Misalnya, larangan membakar sisa batang padi atau rapun serta pantang keluar rumah saat waktu Maghrib. “Larangan-larangan ini bukan sekadar adat, tetapi memiliki makna spiritual yang mendalam, mengingatkan kita untuk selalu menjaga hubungan dengan Allah,” ungkapnya.

Di sisi lain, nilai-nilai syariat juga tercermin dalam pantang larang yang membangun harmoni antara manusia, sesama makhluk, dan alam semesta.

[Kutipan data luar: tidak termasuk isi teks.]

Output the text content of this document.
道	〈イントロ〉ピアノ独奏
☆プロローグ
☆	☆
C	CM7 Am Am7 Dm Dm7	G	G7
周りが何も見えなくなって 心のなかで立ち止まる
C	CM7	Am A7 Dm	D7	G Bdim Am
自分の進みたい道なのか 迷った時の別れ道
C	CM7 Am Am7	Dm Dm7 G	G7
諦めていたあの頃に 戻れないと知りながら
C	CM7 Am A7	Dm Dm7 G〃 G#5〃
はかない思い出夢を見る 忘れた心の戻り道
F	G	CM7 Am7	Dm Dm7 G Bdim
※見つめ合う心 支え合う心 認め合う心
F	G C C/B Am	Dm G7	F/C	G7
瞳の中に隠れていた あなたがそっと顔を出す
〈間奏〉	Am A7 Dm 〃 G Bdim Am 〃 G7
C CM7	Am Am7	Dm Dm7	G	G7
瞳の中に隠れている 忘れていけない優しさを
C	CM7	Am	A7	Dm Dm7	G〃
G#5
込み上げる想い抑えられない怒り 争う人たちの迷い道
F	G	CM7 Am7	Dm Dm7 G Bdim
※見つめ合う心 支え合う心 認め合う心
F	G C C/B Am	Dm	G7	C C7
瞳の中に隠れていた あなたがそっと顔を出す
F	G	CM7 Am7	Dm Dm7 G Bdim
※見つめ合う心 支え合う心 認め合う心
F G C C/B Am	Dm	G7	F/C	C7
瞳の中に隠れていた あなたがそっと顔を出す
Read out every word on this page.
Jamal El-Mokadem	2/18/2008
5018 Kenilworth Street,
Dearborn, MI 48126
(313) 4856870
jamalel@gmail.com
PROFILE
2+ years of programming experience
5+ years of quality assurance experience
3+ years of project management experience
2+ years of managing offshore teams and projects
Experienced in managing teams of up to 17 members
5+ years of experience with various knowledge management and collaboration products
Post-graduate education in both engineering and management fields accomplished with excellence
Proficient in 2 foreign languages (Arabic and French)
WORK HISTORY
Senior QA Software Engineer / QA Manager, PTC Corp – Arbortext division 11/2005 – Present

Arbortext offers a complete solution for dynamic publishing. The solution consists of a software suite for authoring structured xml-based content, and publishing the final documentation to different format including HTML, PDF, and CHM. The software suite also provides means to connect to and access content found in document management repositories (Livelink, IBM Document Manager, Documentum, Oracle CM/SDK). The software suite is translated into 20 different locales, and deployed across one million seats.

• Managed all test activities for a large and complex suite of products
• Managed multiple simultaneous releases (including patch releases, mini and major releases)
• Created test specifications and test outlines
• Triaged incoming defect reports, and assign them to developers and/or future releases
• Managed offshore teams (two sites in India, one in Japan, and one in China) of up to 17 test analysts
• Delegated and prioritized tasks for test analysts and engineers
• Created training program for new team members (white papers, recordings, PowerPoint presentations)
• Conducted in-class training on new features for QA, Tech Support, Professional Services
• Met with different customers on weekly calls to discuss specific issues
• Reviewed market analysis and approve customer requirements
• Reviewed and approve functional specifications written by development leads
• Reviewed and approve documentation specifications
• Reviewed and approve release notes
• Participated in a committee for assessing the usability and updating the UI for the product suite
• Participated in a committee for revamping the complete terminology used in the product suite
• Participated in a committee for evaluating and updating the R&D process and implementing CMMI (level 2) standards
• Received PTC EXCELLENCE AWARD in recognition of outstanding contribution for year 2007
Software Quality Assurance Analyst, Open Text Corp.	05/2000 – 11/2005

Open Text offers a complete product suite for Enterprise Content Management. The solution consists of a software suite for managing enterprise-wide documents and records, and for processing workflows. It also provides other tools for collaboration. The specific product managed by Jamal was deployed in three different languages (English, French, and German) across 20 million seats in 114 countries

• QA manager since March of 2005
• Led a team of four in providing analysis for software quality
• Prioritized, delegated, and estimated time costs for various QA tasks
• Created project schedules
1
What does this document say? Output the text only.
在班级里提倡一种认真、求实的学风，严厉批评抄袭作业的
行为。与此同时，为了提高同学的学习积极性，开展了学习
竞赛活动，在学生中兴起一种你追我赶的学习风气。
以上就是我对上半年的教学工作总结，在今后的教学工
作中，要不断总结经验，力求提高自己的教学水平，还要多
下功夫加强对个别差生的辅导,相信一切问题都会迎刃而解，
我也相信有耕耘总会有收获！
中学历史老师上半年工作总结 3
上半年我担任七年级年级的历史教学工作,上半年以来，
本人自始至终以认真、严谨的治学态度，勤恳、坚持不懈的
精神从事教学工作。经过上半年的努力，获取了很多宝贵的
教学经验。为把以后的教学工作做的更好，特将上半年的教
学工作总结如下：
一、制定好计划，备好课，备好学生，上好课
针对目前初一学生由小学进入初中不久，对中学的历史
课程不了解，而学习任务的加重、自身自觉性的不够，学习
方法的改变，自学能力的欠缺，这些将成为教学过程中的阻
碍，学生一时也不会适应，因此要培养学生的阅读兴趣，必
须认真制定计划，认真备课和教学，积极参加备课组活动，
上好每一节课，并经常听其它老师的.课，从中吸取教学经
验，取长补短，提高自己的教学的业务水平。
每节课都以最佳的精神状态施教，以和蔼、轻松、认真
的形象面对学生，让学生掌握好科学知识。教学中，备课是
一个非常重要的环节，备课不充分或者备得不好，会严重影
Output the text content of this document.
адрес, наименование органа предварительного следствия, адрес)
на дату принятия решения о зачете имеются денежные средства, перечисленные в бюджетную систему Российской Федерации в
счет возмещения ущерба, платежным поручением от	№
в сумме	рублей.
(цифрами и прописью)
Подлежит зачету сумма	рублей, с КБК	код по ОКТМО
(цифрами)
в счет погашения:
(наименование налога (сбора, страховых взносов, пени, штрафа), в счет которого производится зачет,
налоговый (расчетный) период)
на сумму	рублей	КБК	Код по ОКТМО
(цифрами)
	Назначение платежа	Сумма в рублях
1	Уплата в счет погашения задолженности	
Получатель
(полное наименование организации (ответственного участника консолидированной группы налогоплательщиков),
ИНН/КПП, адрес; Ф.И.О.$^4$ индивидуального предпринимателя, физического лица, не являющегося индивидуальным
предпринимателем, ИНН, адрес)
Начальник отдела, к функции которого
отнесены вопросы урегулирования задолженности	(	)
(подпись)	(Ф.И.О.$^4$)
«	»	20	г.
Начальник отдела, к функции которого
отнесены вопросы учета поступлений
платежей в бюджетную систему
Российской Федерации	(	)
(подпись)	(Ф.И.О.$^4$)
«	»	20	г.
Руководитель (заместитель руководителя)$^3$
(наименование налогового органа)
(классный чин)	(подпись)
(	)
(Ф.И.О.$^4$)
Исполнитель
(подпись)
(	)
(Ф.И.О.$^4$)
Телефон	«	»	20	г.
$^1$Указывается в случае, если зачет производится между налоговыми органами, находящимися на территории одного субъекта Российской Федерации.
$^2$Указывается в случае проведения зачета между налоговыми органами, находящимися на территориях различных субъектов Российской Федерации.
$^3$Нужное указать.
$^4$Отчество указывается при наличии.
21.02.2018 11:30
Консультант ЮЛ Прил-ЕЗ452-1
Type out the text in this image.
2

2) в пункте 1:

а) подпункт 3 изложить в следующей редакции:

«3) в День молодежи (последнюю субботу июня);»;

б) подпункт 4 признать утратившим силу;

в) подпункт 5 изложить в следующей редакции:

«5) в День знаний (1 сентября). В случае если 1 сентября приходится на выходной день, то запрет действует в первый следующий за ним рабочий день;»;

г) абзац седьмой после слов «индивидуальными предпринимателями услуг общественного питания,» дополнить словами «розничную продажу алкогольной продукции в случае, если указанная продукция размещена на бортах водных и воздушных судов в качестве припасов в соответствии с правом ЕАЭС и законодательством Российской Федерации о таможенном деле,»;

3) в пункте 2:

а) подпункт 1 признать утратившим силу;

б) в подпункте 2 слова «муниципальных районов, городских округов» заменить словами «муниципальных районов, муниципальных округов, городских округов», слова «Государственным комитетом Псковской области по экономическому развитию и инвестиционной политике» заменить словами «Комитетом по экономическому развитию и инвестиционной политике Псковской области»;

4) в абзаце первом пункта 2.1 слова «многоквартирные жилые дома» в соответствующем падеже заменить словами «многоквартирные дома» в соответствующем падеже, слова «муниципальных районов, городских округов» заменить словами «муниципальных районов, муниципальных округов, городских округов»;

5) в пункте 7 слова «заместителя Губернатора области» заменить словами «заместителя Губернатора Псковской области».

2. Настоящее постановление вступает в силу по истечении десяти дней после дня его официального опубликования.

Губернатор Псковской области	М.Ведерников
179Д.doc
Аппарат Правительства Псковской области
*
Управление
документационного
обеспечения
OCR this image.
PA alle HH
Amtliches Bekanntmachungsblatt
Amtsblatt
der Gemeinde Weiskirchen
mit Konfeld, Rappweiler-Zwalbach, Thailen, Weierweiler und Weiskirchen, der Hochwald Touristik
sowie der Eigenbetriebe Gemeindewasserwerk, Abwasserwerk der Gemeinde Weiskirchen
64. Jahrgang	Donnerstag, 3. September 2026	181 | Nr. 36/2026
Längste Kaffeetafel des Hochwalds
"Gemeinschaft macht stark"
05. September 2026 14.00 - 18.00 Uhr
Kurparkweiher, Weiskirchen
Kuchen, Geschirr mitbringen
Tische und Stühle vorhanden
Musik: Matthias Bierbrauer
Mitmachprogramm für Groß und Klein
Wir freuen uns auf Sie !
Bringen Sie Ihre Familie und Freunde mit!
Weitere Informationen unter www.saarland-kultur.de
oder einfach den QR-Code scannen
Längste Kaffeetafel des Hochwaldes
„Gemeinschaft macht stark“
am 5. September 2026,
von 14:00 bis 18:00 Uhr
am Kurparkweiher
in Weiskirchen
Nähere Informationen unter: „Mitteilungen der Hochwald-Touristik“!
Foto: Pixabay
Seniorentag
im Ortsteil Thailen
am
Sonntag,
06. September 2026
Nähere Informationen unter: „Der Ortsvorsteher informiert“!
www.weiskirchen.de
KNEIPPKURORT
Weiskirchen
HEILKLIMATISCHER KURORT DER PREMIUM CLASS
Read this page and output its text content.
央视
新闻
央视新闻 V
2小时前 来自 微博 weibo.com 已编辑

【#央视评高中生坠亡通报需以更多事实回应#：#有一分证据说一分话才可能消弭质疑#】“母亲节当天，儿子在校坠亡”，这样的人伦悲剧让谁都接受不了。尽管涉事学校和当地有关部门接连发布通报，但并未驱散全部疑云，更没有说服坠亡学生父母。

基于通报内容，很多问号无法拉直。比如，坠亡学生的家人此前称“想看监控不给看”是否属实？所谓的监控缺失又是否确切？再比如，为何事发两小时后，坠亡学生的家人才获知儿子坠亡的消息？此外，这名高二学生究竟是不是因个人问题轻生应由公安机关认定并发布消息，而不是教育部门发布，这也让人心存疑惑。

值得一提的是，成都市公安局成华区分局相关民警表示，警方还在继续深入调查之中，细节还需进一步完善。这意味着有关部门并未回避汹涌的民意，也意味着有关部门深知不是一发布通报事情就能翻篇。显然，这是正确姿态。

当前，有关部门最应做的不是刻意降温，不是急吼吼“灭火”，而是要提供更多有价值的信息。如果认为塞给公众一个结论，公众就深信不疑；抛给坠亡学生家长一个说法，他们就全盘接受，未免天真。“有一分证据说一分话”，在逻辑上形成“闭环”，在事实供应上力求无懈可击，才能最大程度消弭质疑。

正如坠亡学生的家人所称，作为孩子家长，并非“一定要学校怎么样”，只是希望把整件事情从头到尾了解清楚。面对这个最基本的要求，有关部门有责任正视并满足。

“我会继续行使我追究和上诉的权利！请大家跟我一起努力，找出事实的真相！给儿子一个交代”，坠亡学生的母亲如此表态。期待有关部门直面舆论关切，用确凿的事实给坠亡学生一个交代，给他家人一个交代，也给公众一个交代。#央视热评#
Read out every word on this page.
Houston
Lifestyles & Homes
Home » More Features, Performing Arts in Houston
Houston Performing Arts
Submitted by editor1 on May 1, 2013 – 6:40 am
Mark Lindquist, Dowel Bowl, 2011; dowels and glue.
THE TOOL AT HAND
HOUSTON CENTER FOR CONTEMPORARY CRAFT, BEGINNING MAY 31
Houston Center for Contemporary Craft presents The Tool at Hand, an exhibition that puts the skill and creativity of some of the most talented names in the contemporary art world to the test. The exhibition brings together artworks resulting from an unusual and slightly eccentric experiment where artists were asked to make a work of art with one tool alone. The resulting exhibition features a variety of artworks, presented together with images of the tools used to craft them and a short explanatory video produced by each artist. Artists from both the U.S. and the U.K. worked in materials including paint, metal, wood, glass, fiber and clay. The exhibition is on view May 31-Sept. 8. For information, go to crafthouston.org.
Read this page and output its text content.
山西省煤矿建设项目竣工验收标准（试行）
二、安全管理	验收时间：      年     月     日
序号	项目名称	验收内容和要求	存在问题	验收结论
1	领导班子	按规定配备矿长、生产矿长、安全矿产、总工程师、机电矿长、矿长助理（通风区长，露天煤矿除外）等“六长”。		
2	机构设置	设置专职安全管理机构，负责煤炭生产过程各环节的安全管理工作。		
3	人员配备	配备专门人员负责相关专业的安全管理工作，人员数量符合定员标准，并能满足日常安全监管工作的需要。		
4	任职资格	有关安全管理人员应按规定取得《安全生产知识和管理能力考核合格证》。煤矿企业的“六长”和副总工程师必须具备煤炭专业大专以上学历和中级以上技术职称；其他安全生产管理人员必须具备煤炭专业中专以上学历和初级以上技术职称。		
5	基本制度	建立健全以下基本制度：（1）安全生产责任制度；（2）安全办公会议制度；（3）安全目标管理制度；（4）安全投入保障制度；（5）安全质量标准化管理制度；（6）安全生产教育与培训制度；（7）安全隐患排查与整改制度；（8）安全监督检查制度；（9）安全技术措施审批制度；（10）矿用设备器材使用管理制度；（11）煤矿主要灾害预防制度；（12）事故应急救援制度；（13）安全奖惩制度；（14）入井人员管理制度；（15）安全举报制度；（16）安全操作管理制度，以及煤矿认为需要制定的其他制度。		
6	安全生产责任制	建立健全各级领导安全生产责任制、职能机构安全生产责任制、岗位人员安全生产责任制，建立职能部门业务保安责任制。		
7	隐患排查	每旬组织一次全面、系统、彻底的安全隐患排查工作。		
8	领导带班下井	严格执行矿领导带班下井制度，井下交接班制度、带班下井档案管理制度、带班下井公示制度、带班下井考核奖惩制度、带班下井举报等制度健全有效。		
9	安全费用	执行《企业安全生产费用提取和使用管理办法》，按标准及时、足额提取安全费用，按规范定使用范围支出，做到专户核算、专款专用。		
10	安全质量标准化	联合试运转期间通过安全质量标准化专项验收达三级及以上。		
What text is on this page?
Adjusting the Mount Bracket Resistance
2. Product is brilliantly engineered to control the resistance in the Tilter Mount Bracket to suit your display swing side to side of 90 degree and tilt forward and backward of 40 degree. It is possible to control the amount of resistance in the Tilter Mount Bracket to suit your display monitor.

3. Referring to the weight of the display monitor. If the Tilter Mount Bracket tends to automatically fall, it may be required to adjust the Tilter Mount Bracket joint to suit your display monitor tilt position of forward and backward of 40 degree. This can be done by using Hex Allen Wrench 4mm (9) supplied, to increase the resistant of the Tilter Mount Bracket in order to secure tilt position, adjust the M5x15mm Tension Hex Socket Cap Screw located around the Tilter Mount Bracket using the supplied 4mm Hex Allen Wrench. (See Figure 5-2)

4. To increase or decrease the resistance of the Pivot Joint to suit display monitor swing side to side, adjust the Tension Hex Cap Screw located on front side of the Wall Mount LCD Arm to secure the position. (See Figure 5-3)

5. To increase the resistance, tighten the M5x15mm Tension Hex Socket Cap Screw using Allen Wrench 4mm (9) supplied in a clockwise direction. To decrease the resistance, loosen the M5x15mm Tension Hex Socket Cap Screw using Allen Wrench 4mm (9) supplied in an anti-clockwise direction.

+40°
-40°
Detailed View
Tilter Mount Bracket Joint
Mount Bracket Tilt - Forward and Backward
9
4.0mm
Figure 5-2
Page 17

Sebagai contoh, larangan merusak kayu, membunuh binatang sembarangan, atau bagi calon ayah, larangan membunuh binatang menjadi wujud nyata bagaimana Islam mengajarkan penghormatan terhadap alam.

Tidak kalah menarik, internalisasi nilai akhlak turut menjadi sorotan. Pantang larang seperti tidak boleh makan sambil berbaring agar tidak menjadi pemalas, larangan makan berantakan karena “nasi akan menangis,” hingga larangan memukul dengan sapu menunjukkan bagaimana tradisi lokal mengajarkan perilaku sopan santun dan tanggung jawab. “Ini adalah bagian dari pendidikan karakter yang sejalan dengan nilai-nilai Islam, sekaligus relevan dalam konteks bimbingan konseling multikultural,” ujar Patmawati.

Materi yang disampaikan juga memberikan perspektif baru tentang pentingnya memahami tradisi lokal sebagai sarana dakwah dan pendidikan. Dalam masyarakat multikultural seperti Kalimantan Barat, konselor perlu peka terhadap tradisi setempat untuk memberikan pendekatan yang lebih personal dan efektif.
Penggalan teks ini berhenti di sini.